The US Supreme Court has been urged not to make it illegal to sell second-hand patented goods. Digital rights activists have begun a campaign to keep a buyer's right to sell on used goods. The part of US patent law that allows an owner of a computer or camera to sell it after use is called patent exhaustion. It restricts the …
What a ludicrous idea. I would think that a pretty high majority of almost anything other than fruit & veg has a patent on it somewhere (actually, some fruit & veg does too!).
If this is upheld then can we assume that any company involved in this ridiculous practice will then be severely taxed on the resulting waste? I mean, if I have an MP3 player and then next year I decide I want the latest pink MP3 player (white is SO last year), what do I do with my current model? If I can't sell it then all I'm left with is either giving it away (is that allowed?), sticking it in a cupboard until (well, until what?), or throwing it away.
Maybe such companies should be forced to buy back the equipment?
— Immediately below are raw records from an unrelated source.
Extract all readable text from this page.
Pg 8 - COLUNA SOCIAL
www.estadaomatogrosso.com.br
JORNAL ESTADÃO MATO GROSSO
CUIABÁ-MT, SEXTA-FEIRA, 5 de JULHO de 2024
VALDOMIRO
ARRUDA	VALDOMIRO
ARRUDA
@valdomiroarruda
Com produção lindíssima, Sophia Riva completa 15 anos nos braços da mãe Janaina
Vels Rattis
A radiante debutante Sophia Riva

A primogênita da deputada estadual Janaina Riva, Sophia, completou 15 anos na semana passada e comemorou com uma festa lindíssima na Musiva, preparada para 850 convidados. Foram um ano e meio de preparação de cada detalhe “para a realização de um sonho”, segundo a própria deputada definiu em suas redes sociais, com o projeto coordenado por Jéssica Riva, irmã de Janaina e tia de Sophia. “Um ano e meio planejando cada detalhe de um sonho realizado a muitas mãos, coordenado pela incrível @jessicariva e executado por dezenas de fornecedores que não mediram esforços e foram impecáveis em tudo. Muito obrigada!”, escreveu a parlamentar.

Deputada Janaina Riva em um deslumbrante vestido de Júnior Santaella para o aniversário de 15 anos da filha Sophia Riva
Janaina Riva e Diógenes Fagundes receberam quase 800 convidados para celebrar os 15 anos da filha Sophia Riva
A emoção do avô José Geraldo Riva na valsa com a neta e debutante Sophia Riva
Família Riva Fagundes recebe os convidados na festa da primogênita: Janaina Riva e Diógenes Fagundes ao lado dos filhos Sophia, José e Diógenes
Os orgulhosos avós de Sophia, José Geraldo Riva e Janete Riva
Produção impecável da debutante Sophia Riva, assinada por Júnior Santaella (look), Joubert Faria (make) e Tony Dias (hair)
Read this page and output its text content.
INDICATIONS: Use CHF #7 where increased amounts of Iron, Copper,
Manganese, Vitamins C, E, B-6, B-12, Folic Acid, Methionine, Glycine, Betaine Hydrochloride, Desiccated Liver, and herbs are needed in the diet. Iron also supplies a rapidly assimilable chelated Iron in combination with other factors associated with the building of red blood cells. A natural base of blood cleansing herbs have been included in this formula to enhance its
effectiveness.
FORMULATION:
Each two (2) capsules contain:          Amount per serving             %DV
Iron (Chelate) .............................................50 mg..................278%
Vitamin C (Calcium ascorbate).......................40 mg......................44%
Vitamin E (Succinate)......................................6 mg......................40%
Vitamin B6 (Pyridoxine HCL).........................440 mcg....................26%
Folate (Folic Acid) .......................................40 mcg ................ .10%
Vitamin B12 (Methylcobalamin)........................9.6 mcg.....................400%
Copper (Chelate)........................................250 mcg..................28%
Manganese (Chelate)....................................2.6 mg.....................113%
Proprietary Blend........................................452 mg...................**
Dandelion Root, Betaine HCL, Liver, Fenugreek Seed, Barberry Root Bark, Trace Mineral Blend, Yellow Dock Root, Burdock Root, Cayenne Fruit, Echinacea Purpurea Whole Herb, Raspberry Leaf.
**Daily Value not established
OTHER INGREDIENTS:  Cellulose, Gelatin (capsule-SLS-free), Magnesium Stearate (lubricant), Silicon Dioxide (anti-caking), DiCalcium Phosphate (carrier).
A not unreasonable suggestion if the alternative is landfill.There's an idea that might change their minds.
what a silly sugestion
if I have somthing physicle why stop me selling it on? as long as I am not copying it. it is in the same vane that says it is a crime to repair it not just a void warrenty thing but a go to jail crime
The LG example is just pure greed, they have collected on their patent once and then want to collect on it again. I agree with most of the ideas of protecting IP (except software patents, which are getting out of hand) but if you have paid for the manufacturing costs, which include a cost for use of the patent, by extension you have paid it, companies can't go back and say I know you paid for it, but you're going to have to pay for it again because only the manufacture paid the royalties(well unless you are MS) this puts in jeopardy the whole supply chain. take a graphics card. Manafacturer makes chip (pays royalty) 2nd manufacturer puts chip onto board (pays royalty) Distributor buys boards (pays royalty) shops buys boards from distributor (pays royalty). Customer buys board from shop (pays royalty) Currently the royalties are paid upfront by the chip maker and spread across the supply chain. Any Ip holder who wants to track payment of royalties across 5 disparate entities needs their head examining.....lets see get a one off payment upfront of say £10 or spend £5 tracking and collecting £2 from 5 people.......you can't have your cake and eat it...even if you are call sara lee
Sounds like a VAT
Tax here, tax there, tax the next place.
Licenses vs. patents - oh my!
The real crux of this suit is going to hit on where a patent ends and a license begins. Furthermore, it may go so far as to trigger the determination of the legality of a license on a patented product.
I mean, let's look at the implications here. I buy a car from Ford. Contained in the car are components that are patented and licensed by Ford from various suppliers. Let's say that one of the components is the valve cam shaft, made by Ford under license from Edelbrock. I decide that the cam is perfect for use in my GM engine and swap it in.
Have I illegally deprived Ford and Edelbrock of their patent rights? Is the cam shaft licensed to me via Ford's sales agreement, or do I need to pay Edelbrock an additional fee to license the use of this device in an vehicle that is not already licensed for its use?
Worse, if I publish my findings in "Street Rod" magazine, am I guilty of piracy by encouraging others to violate the patent and licenses that are part of the use for this device?
This is where the patent exhaustion claims are going to end up. Every device, every component that contains a patent are going to be handled the same way that software is handled today - you are going to have to pay a fee to SOMEONE (probably the SAE - the automotive equivalent of RIAA?) in order to sell or reuse a component that is part of an automobile. No more shade-tree sales, no more trade-in allowances from dealers - everyone will have to pay fees to allow the licenses to be transferred. As soon as the corporate lawyers figure out that this is another source of income, you betcha that this will become the operating norm.
ON THE OTHER HAND...
If patent exhaustion is upheld by the Supremes, then Microsoft, IBM, etc. etc. will all be facing similar suits on the restrictions placed on software licenses. Unless they change the wording of the EULA to explicitly state that the purchaser is not a purchaser, but is paying a one-time LEASE for the use of the software, the term of said lease to be determined and enforced by the lessor. The same for anything that contains a patented component - you'll be leasing the use of that component for what ever duration the lessor decides.
I'm obviously not a lawyer, but that's how it looks like it will play out in Peoria. Software as a Service? How about Life as as Service (LaaS).